= Carlos Antognazzi =

Argentine writer and photographer

Carlos Antognazzi

Carlos O. Antognazzi (born 14 May 1963) is an Argentine writer and photographer. He was born in Santa Fe.

His books of fiction, essay, short story and poetry include Historias de hombres solos (1983), Punto muerto (1987), Ciudad (1988), El décimo círculo (1991), Llanura azul (1992), Narradores santafesinos (1994), Apuntes de literatura (1995), Cinco historias (1996), Mare nostrum (1997), Zig Zag (1997), Road movie (1998), Inside (1998), Al sol (2002), Arte mayor (2003), Los puertos grises (2003), riverrun (2005), Señas mortales (2005), Triplex (2008), Ahab (2009), Interludio (2010), Leve aire (2010), Las estaciones (2012), Sísifo (2013), Agua quemada (2018), Namastê: cruces digresivos sobre arte, creación, filosofía y haiku (2019), Principios quiméricos (2020), Fases (2021), Mensajes secretos (2023).

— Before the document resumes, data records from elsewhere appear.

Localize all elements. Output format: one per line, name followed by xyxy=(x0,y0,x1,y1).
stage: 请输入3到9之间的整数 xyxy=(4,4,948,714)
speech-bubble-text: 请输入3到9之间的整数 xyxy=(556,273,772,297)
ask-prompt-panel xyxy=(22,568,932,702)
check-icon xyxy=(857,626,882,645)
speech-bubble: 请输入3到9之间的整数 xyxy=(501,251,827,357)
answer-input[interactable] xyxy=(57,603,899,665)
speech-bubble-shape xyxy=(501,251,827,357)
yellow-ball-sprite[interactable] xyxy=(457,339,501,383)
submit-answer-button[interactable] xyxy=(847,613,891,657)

He has contributed to Argentine papers and journals such as El Litoral (Santa Fe), La Capital (Rosario), La Voz del Interior (Córdoba), Cuásar, Sinergia, Clepsidra, El Grillo (all of them, Buenos Aires) and Gaceta Literaria (Santa Fe).

He has received several literary prizes including "Nacional de cuento" (1986), "Anual de novela" (1987/8), "Alcides Greca" (1992 y 2007), "Felisberto Hernández" (1993/94), "Santo Tomás de Aquino" (1997), "Ciudad de Huelva" (España, short story, 2004), "Tiflos" (España, fiction, 2005), "José Rafael López Rosas" (poetry, 2009). Is "Santafesino Destacado" 2004, by Honorable Consejo Municipal of Santa Fe city.